Internal (price ingestion, write-only, not user-facing):

POST /internal/prices
Body: {
  updates: [
    { item_id: "AAPL", price: 149.50, timestamp: "2026-03-29T10:01:33Z", source: "nasdaq_feed" },
    { item_id: "NVDA", price: 800.00, timestamp: "2026-03-29T10:01:33Z", source: "nasdaq_feed" }
  ]
}
Response 202: { accepted: 2 }

202 Accepted is correct here: the system acknowledges receipt but alert evaluation is asynchronous. The source feed gets a fast acknowledgment without waiting for match evaluation and notification dispatch. In practice this endpoint is an internal Kafka publish, not an HTTP call; showing it as HTTP makes the contract explicit for the interview.

High-Level Design

1. Users can create and manage price alerts

The write path: a user submits an alert, it lands in persistent storage, and the system is ready to match incoming price updates against it.

Components:

• Client: Web or mobile app sending POST /alerts and PATCH/DELETE requests.
• Alert Service: Validates the request, persists the alert, and returns the alert_id.
• Alert DB (PostgreSQL): Primary store for alert records. Queried for management operations (list, update, delete).

Request walkthrough:

1. Client sends POST /alerts with item_id, target_price, direction, and channels.
2. Alert Service validates that item_id exists and target_price is a positive number.
3. Alert Service inserts the alert row into Alert DB with status = active.
4. Alert Service returns { alert_id, status } to the client.

This covers alert creation and management. Price evaluation hasn't started yet; the DB is purely a record store at this point.

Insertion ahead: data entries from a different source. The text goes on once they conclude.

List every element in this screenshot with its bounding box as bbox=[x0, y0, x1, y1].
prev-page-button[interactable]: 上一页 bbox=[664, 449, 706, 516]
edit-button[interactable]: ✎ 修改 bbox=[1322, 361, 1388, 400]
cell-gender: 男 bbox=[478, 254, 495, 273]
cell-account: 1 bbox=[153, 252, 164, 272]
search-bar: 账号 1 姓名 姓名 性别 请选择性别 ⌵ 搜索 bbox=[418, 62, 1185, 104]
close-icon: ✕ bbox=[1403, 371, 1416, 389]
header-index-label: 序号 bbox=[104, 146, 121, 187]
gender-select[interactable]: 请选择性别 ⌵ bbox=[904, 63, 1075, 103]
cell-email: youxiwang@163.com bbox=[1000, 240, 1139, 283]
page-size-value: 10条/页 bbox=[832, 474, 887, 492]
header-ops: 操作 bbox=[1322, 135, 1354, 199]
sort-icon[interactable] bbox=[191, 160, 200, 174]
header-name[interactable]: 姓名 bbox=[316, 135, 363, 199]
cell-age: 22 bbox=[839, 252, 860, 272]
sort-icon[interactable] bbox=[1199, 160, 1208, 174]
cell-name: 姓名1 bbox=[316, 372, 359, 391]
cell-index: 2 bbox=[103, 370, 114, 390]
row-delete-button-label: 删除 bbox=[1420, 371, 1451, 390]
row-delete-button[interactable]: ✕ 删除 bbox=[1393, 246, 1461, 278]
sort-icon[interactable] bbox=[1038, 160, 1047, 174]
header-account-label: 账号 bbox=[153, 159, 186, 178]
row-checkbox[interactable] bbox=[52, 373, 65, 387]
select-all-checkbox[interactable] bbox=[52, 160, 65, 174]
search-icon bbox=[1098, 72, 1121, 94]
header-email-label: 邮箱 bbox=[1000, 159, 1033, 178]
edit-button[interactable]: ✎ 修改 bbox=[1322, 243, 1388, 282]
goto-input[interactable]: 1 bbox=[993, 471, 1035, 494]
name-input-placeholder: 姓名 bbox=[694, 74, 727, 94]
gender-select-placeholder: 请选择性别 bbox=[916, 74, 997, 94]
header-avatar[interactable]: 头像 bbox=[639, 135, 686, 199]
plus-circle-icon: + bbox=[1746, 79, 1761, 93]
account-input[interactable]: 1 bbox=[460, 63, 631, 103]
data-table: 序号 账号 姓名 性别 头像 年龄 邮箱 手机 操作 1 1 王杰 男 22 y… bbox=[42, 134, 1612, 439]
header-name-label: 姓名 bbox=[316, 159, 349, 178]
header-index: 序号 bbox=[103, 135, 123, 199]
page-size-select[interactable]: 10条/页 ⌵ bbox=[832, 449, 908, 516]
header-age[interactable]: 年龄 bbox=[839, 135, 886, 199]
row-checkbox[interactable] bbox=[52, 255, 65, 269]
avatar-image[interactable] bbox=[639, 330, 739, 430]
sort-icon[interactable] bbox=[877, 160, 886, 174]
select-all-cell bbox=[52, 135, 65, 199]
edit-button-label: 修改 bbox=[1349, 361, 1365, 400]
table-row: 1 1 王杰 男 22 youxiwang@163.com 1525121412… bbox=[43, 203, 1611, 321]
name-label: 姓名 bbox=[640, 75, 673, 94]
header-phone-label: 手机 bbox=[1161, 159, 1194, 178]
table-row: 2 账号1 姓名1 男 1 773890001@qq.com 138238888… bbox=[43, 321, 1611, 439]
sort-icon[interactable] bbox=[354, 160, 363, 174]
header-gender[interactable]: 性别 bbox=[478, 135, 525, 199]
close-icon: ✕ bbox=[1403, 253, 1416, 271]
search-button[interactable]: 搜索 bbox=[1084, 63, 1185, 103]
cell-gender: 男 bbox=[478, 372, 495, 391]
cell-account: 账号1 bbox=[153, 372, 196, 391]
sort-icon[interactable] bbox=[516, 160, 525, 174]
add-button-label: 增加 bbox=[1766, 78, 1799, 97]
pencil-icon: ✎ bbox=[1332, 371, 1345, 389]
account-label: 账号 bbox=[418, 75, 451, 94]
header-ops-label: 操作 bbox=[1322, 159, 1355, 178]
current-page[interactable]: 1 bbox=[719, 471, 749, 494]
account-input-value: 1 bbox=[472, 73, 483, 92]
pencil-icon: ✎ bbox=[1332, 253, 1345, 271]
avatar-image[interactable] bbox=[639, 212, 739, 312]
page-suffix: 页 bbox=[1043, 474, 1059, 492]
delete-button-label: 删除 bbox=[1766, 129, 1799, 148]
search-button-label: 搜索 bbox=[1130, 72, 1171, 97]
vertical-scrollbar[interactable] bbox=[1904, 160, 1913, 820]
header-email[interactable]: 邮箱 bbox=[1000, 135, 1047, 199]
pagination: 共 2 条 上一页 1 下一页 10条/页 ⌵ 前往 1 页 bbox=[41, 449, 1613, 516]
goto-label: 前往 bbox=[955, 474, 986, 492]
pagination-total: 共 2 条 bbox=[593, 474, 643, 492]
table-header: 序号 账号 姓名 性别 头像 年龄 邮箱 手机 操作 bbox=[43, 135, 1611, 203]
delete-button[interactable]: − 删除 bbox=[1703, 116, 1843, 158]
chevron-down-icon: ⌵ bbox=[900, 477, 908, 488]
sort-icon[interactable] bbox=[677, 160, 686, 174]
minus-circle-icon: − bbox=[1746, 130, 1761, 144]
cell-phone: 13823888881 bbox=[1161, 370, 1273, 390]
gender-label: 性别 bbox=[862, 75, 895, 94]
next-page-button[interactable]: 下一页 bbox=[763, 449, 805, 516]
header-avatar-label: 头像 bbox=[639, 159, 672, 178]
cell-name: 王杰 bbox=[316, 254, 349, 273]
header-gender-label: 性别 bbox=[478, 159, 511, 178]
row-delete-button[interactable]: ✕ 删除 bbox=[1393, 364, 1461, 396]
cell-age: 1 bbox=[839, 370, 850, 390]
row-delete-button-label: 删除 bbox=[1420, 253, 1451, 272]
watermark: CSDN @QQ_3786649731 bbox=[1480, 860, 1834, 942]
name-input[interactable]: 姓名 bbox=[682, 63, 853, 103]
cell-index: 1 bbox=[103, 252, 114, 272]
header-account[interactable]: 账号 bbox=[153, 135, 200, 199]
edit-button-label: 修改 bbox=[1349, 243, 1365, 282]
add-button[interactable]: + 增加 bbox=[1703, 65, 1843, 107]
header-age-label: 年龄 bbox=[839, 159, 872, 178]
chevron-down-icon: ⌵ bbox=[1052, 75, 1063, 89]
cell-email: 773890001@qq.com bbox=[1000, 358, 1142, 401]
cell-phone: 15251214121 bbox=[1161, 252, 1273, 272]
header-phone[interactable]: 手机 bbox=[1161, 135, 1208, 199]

2. When a price crosses a threshold, fire the matching alerts

This is the core matching problem. Price updates arrive for thousands of items per second, and the system needs to identify which active alerts to fire for each update. I'd spend the bulk of an interview on this section, because the naive approach fails in a very instructive way.

Phase 1: Naive scan

The simplest idea is to query the database on every price update: find all active alerts for this item where the threshold is breached.

Components:

• Price Ingestion Worker: Consumes a price feed and for each update runs a DB query.
• Alert DB: Scanned for matching alerts on each price change.

Request walkthrough:

1. Price feed publishes a new price for item AAPL: $149.50.
2. Ingestion Worker runs: SELECT * FROM alerts WHERE item_id = 'AAPL' AND status = 'active' AND direction = 'lte' AND target_price >= 149.50.
3. For each matched alert, insert a notification job into a queue.